The paintings and drawings and videos and photos in the show all attest to an optimism that was both expansive and self-effacing, full of feeling but getting the joke, and he leveraged a lot of his life and work toward ensuring kids got what he did, got to participate in it, learn from it, dance to it.  In fact, the show's magnificent centerpiece, for me at least, isn't a single painting or sculpture, but a little corner in a side-gallery housing a vitrine and video documenting Keith H's artists-in-residency at the Walker Art Center back in 1984.  Under glass is a letter from a school administrator thanking Walker Art Center for asking Keith H to come to their school, and includes statements by the kids of what it meant to them for him to come there and be a part of their world:



I was bawling the whole way through reading that little letter above, what the kids said, how they'll miss him.  "I will never forget Keith making a drawing for me."  Etc. 

And I guess that's it for me.  I don't know.  I had to sit down, overwhelmed, remembering what Keith H. meant to me back in the day, me who after high school went to art-school for a year and then dropped out and a few years later went back to college in Indianapolis, me and Bill joining a group of sweet artists at 431 Gallery, a co-op gallery there where we had so much fun doing whatever we wanted, and much of that work inspired by Keith H.  Our first show, "The $15 Museum" in 1989 was wild and crazy and creepy and we donated all the money from any sales to the Gleaners Food Bank.  And then as we moved through life and dedicated our time to supporting people with developmental disabilities we co-founded an art studio with a bunch of folks called Visionaries + Voices, and then we did a sort of co-op joint of our own called Thunder-Sky, Inc.  It was exhausting but beautiful and now I get it.  And somehow it's because of this Keith H. show.  So God bless everybody who had anything to do with it. 

Art has always been a crush, a pal, but for a long time now like I said -- it was a ghost I didn't want to see.  

"Keith Haring:  Art Is for Everybody" truly made me feel reconnected to those feelings in a way I don't think anything else can.  It didn't create momentum.  I'm not gonna go out and buy any brushes and paint God knows, but I do feel like I can understand what art is capable of when you feel it so deeply, like Keith H. did, that it propels you out of yourself and allows you to see the world as some brilliant phosphorescent adventure, filled with people who want to make sure everybody is a part, that everybody deserves to survive.   

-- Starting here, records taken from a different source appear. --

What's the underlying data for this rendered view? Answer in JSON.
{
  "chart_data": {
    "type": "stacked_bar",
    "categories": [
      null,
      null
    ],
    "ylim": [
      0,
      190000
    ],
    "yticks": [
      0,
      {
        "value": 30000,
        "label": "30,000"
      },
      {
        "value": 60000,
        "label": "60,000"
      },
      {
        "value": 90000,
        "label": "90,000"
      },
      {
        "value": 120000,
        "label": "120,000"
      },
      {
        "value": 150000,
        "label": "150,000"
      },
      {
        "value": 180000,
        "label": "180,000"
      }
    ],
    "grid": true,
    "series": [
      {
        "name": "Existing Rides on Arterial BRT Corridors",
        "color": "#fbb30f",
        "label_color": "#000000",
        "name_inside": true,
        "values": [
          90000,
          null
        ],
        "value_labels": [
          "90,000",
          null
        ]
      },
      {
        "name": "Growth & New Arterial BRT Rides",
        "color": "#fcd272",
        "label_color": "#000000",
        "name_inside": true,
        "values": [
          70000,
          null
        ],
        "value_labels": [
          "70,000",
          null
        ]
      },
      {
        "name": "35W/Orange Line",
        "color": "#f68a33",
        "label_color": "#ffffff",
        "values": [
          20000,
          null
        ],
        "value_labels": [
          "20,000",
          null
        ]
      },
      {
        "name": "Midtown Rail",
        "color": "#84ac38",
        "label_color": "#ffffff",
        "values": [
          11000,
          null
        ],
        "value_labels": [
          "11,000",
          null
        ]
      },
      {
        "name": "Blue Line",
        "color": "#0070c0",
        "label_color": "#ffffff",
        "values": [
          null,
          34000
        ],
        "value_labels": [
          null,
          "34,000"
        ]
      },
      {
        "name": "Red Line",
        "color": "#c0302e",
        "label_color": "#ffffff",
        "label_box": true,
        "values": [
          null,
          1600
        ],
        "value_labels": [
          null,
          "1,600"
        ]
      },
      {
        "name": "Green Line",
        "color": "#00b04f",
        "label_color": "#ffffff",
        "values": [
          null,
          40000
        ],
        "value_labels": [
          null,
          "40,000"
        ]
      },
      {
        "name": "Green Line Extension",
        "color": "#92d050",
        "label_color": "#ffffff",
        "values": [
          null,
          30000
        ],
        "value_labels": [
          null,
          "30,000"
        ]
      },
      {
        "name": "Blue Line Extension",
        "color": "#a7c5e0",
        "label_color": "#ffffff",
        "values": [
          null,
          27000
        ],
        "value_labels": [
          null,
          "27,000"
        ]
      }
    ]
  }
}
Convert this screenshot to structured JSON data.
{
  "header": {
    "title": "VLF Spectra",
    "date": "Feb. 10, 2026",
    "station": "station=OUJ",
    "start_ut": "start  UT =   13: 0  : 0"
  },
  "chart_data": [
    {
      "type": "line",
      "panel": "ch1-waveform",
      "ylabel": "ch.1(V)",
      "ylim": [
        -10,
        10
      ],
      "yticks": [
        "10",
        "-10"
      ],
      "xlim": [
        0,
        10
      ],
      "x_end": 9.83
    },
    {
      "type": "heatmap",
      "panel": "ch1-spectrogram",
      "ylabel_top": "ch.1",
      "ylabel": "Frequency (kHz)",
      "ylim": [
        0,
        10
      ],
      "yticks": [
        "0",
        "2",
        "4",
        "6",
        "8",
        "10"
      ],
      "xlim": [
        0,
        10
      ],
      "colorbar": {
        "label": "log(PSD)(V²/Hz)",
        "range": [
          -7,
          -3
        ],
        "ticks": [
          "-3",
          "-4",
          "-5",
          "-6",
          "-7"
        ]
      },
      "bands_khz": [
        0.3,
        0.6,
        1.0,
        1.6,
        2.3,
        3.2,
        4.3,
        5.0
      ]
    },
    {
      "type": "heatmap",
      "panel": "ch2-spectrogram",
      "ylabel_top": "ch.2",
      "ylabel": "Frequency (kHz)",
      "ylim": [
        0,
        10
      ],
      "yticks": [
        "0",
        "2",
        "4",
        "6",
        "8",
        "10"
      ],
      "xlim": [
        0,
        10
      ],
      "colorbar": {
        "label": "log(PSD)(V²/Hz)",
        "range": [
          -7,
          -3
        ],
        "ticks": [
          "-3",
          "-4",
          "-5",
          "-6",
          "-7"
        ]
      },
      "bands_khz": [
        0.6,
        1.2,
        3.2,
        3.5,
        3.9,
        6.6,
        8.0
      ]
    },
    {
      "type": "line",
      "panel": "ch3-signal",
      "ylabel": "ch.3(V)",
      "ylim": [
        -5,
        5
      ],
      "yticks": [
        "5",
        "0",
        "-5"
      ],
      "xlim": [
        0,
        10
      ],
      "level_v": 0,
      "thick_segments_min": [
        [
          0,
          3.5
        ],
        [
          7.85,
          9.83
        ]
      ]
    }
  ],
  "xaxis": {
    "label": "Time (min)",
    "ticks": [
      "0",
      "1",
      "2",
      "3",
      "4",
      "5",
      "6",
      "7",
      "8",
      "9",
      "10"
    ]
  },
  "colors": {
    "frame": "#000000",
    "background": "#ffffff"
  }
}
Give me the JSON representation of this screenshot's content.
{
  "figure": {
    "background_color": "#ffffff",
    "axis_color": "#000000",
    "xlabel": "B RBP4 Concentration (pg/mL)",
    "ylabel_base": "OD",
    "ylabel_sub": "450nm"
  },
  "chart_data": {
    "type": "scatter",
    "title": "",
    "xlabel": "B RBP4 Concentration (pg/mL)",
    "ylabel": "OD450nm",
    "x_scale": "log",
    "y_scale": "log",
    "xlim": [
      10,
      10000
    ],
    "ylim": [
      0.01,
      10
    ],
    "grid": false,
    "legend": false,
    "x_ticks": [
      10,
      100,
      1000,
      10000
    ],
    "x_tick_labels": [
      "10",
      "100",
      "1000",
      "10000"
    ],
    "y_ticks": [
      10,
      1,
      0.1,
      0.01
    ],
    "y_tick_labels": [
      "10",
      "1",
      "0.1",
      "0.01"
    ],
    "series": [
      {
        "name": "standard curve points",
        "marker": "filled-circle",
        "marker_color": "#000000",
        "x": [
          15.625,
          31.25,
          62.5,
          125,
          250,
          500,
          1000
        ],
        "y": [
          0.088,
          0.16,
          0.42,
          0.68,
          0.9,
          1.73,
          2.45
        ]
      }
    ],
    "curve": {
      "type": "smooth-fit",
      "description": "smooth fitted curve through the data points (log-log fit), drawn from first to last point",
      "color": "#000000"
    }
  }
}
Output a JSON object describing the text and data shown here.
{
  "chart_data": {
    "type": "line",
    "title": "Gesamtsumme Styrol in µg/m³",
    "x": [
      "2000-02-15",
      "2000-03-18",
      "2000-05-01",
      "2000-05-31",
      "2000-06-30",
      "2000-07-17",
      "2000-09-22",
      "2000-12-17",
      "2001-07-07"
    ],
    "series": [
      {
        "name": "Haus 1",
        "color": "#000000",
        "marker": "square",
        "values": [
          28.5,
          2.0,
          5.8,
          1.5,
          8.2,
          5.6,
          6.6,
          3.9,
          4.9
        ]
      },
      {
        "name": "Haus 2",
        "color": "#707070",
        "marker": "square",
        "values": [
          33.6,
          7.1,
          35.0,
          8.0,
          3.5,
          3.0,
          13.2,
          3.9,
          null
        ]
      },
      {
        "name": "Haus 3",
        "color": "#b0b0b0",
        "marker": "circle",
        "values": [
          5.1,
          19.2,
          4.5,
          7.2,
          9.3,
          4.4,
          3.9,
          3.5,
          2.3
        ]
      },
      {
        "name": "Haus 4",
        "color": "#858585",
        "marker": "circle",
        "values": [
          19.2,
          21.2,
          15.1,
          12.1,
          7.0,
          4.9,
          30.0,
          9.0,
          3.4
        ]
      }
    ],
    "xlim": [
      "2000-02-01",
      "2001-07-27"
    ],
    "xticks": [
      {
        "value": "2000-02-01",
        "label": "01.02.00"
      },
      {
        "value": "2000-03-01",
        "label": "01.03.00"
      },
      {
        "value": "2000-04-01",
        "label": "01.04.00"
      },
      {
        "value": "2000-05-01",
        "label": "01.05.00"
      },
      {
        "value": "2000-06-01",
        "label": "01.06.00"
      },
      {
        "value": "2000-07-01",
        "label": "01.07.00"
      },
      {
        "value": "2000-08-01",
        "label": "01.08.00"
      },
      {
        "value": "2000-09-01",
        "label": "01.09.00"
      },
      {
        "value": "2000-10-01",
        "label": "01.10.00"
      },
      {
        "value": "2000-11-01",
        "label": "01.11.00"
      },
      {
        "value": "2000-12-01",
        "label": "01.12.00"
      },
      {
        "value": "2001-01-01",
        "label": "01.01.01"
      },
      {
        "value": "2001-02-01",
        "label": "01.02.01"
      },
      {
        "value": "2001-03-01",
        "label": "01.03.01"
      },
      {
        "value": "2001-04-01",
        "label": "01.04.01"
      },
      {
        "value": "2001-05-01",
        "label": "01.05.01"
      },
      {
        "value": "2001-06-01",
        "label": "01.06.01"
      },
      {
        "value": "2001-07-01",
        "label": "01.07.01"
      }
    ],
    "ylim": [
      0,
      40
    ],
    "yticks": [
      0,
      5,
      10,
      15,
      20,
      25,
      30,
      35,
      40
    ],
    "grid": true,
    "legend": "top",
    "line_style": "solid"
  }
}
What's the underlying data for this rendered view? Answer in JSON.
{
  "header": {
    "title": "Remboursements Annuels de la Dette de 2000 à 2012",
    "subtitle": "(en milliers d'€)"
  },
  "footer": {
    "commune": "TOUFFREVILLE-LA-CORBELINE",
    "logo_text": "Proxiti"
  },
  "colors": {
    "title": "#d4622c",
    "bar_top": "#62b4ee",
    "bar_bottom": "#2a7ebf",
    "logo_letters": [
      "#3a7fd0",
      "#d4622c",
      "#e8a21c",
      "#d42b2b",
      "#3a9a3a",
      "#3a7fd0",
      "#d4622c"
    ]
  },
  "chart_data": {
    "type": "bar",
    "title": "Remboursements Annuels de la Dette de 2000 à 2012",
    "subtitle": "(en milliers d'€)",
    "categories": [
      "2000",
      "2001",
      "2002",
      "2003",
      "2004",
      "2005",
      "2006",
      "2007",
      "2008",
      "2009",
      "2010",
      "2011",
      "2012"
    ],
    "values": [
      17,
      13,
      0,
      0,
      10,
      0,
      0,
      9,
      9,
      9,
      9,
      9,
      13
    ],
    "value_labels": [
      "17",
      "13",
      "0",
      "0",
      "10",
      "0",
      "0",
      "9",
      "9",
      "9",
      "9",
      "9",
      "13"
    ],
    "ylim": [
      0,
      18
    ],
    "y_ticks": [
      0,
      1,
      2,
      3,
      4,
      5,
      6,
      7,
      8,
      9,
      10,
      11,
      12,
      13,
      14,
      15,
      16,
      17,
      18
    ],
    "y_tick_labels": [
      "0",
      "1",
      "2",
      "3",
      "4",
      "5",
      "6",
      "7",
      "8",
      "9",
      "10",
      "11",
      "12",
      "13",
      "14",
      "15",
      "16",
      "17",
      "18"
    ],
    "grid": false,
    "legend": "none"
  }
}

Here are some more photos I took, in between bawling and laughing:







After witnessing all of this glory, at the Walker, you step out of the show and walk down a little hallway, and this is what you see:


A huge picture-window looking out at the backyard of the place, with abstract sculptures on a grassy hill and all kinds of kids playing and screaming and giggling.  Rolling down the grass, riding the curves.  I sat on a leather couch in that portico and watched the clouds and the kids and the grass and I was all of a sudden aware.  

Somebody did this on purpose I hope:  made sure people see this right after witnessing Keith H.'s genius.  Because his genius is out there too somehow.  Wide open and wild and true.